In the Juniper program, A Matter of Balance, participants learn different ways to think about falls and their concerns about falls, shifting from self-defeating to self-motivating thoughts. Although A Matter of Balance is not specifically an exercise class, participants spend some time learning about the importance of exercise in preventing falls, identifying barriers to exercise and learning which exercises are best for fall prevention.

A Matter of Balance participants learn to recognize fall hazards often present in the home or the community and strategies to reduce those hazards. Finally, participants learn how being assertive in expressing their needs can aid in fall prevention, and they practice assertiveness skills in locating and using resources for fall prevention and seeking help after a fall.

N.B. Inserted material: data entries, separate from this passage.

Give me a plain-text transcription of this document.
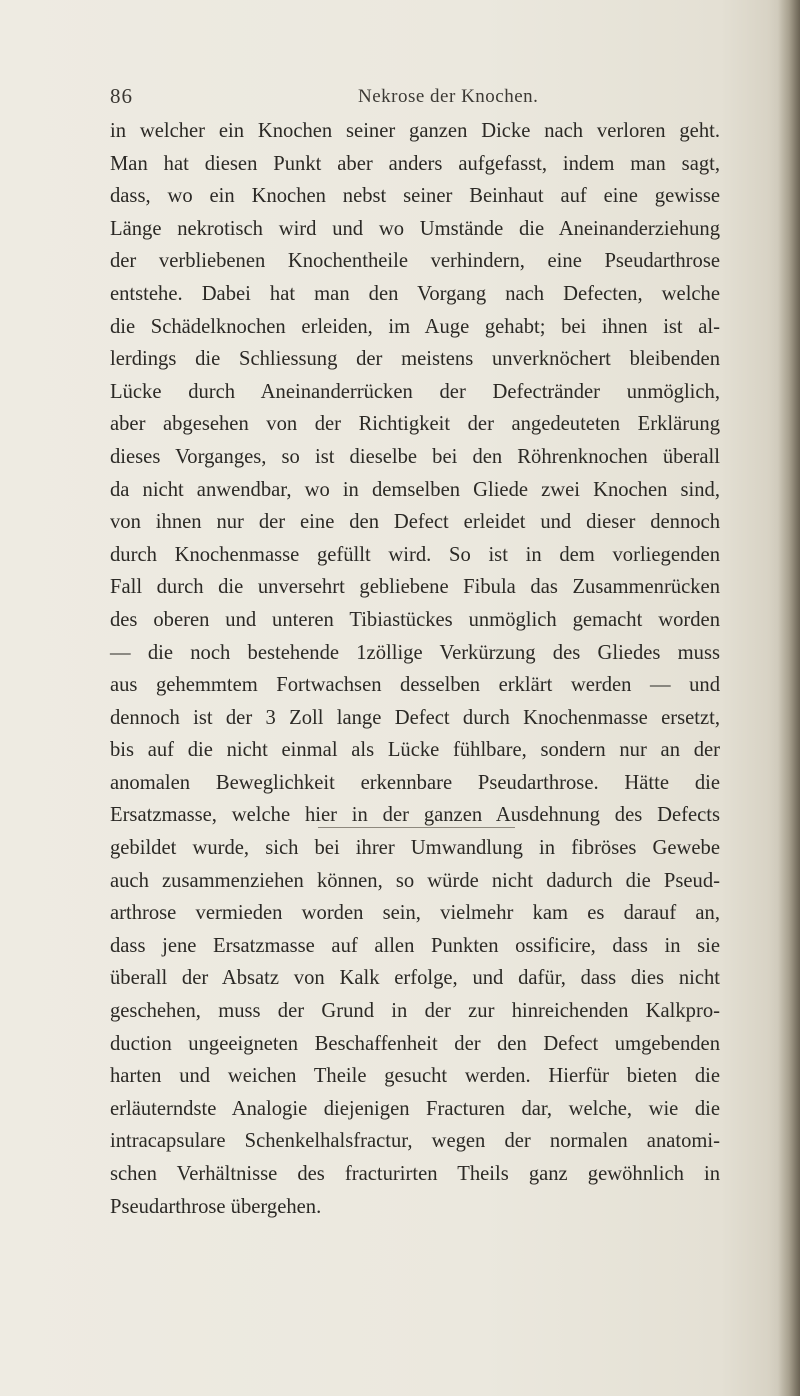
86	Nekrose der Knochen.
in welcher ein Knochen seiner ganzen Dicke nach verloren geht.
Man hat diesen Punkt aber anders aufgefasst, indem man sagt,
dass, wo ein Knochen nebst seiner Beinhaut auf eine gewisse
Länge nekrotisch wird und wo Umstände die Aneinanderziehung
der verbliebenen Knochentheile verhindern, eine Pseudarthrose
entstehe. Dabei hat man den Vorgang nach Defecten, welche
die Schädelknochen erleiden, im Auge gehabt; bei ihnen ist al-
lerdings die Schliessung der meistens unverknöchert bleibenden
Lücke durch Aneinanderrücken der Defectränder unmöglich,
aber abgesehen von der Richtigkeit der angedeuteten Erklärung
dieses Vorganges, so ist dieselbe bei den Röhrenknochen überall
da nicht anwendbar, wo in demselben Gliede zwei Knochen sind,
von ihnen nur der eine den Defect erleidet und dieser dennoch
durch Knochenmasse gefüllt wird. So ist in dem vorliegenden
Fall durch die unversehrt gebliebene Fibula das Zusammenrücken
des oberen und unteren Tibiastückes unmöglich gemacht worden
— die noch bestehende 1zöllige Verkürzung des Gliedes muss
aus gehemmtem Fortwachsen desselben erklärt werden — und
dennoch ist der 3 Zoll lange Defect durch Knochenmasse ersetzt,
bis auf die nicht einmal als Lücke fühlbare, sondern nur an der
anomalen Beweglichkeit erkennbare Pseudarthrose. Hätte die
Ersatzmasse, welche hier in der ganzen Ausdehnung des Defects
gebildet wurde, sich bei ihrer Umwandlung in fibröses Gewebe
auch zusammenziehen können, so würde nicht dadurch die Pseud-
arthrose vermieden worden sein, vielmehr kam es darauf an,
dass jene Ersatzmasse auf allen Punkten ossificire, dass in sie
überall der Absatz von Kalk erfolge, und dafür, dass dies nicht
geschehen, muss der Grund in der zur hinreichenden Kalkpro-
duction ungeeigneten Beschaffenheit der den Defect umgebenden
harten und weichen Theile gesucht werden. Hierfür bieten die
erläuterndste Analogie diejenigen Fracturen dar, welche, wie die
intracapsulare Schenkelhalsfractur, wegen der normalen anatomi-
schen Verhältnisse des fracturirten Theils ganz gewöhnlich in
Pseudarthrose übergehen.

Participants in a Tai Ji Quan classJuniper also offers the strength and balance training program, Tai Ji Quan: Moving for Better Balance. In comparison to A Matter of Balance, where the class is largely learning-based, Tai Ji Quan is an exercise-focused class that leads participants through a series of movements that are designed to challenge balance and teach how to correct one’s center of gravity after moving off-balance. A recent study of Tai Ji Quan: Moving for Better Balance found that falls were reduced by 31 percent in the group that participated in Tai Ji Quan over other forms of exercise.

Remaining active and safe as you age

Remember, falling is not an inevitable part of aging. You can remain active and stay safe as you age no matter the season. Understanding fall risks is the first step to staying safe. Juniper’s falls prevention programs are a great resource for both learning about and minimizing fall risks, as well as offering proven programs for strength and balance training.